Die 17-​jährige Viola Schramm erwägt, ein Psychologie-​Studium in Angriff zu nehmen. Zunächst aber steht die Schule im Mittelpunkt. Violas Lieblingsfächer sind Ethik und Französisch. Sprachen liegen ihr – sie ist zweisprachig aufgewachsen (die Mutter ist Engländerin, der Vater Deutscher) und hat einen englischen Kindergarten besucht. Die Gmünderin hat sich riesig über die Aufnahme in das Stipendienprogramm aufgenommen zu werden, gefreut. „Ich habe nicht damit gerechnet“, erzählt sie. Doch die Jury zeigte sich beeindruckt von ihrer Bewerbung und schließlich auch von dem Interview, zu dem die Auserwählten eingeladen wurden. Hier musste Viola, die einen Notendurchschnitt von 1,6 hat, auch ihre Englisch– und Französischkenntnisse unter Beweis stellen.

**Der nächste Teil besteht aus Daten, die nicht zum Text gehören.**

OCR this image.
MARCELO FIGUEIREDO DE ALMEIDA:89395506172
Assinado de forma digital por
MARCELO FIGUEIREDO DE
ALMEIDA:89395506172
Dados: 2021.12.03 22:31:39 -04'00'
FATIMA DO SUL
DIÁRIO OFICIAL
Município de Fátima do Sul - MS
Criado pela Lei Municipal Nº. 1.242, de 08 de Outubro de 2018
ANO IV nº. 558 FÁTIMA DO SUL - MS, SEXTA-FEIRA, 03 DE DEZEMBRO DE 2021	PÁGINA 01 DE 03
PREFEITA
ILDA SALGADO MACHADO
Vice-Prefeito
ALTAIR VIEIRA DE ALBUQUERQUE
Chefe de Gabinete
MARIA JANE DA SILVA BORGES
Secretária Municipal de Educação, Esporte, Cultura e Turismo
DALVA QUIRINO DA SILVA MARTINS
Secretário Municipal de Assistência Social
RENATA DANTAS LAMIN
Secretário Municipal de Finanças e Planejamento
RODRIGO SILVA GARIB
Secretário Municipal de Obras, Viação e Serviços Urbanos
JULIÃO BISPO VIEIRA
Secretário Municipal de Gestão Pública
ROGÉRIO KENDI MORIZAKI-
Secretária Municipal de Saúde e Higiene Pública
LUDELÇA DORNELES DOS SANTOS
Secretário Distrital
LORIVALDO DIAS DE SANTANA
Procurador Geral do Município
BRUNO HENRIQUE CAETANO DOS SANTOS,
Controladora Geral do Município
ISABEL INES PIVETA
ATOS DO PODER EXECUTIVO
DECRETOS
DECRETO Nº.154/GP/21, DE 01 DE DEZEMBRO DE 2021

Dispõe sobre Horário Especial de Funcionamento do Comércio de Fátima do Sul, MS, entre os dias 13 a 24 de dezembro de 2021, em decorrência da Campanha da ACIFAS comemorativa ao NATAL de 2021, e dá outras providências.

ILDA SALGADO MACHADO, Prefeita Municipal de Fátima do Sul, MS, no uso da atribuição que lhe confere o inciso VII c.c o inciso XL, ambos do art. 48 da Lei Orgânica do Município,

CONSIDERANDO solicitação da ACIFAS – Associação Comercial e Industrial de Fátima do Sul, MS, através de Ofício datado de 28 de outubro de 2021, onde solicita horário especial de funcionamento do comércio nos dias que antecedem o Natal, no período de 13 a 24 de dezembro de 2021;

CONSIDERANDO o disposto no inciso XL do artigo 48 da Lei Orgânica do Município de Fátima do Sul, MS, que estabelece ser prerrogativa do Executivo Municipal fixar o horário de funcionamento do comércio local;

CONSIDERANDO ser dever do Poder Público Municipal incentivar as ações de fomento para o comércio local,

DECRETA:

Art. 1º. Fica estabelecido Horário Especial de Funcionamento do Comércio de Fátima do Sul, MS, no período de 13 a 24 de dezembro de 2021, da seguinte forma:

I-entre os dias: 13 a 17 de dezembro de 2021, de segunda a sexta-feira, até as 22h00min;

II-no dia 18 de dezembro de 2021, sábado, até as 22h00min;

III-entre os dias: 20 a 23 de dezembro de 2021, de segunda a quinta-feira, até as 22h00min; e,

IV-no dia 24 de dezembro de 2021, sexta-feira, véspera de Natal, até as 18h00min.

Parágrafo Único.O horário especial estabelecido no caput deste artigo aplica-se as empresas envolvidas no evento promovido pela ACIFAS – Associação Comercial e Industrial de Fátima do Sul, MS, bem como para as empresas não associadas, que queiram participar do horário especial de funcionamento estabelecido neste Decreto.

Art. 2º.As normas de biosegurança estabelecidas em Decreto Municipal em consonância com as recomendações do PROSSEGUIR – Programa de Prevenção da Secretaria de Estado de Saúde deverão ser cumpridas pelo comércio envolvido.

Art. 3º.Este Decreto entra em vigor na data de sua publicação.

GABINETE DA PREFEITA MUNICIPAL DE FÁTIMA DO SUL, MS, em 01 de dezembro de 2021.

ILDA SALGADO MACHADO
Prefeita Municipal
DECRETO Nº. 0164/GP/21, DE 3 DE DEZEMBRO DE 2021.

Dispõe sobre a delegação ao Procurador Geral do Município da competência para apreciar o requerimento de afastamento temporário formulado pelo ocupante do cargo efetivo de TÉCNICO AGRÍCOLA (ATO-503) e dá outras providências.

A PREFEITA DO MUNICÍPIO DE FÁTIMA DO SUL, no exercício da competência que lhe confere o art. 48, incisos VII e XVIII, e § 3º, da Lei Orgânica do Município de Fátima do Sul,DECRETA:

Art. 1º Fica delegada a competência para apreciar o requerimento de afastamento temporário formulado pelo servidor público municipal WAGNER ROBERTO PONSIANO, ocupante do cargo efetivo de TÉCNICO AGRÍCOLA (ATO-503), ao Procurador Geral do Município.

Im Fokus des Interviews standen die persönlichen Ziele und Wünsche der jungen Leute. Leos Nihat Kayhan möchte gerne Arzt werden. Er besucht dieselbe Klasse wie sein Kumpel Ismail Özergen und ist ebenfalls zweisprachig erzogen worden – deutsch und englisch. Während die Mutter, Claudia Kayhan, mit den drei Kindern deutsch spricht, unterhält sich Ricep Kayhan, der türkisch-​britischer Herkunft ist, mit den Kindern ausschließlich auf englisch. Sind alle zuhause, dann wird nur englisch gesprochen. Nebenbei wird dem Nachwuchs noch die türkische Sprache beigebracht. Werden DVDs geschaut, dann meist in englischer Sprache. Aber Leos Nihat hat nicht viel Zeit und auch keine Lust, in die Röhre zu schauen. Lieber geht er seinen Hobbys nach. Und das sind nicht wenige: Der 13-​Jährige spielt seit seinem fünften Lebensjahr Klavier und besucht die Gmünder Musikschule; außerdem betreibt er, ebenfalls seit dem fünften Lebensjahr, Leistungssport beim TV Wetzgau. Fünfmal in der Woche geht es für jeweils zweieinhalb Stunden zum Geräteturnen in den Uni-​Park. Auch in der Schule zeigt der Mutlanger, der einen Notendurchschnitt von 1,5 hat, großes Engagement: Er gehört der Theater AG und dem Chor an. Und wann hat er Zeit zum Lernen? Vor allem im Unterricht, erzählt er, lernt er viel. Außerdem macht er regelmäßig seine Hausaufgaben und fängt eine Woche vor den Klassenarbeiten an, zu lernen, „das macht mir Spaß“. Zudem gehört Leos Nihat dem Debating-​Kurs an der Schule an. Das Stipendium begann am 1. September und endet mit dem Abitur. Regelmäßig müssen die Stipendiaten ihr Zeugnis den Verantwortlichen der Stiftung vorlegen.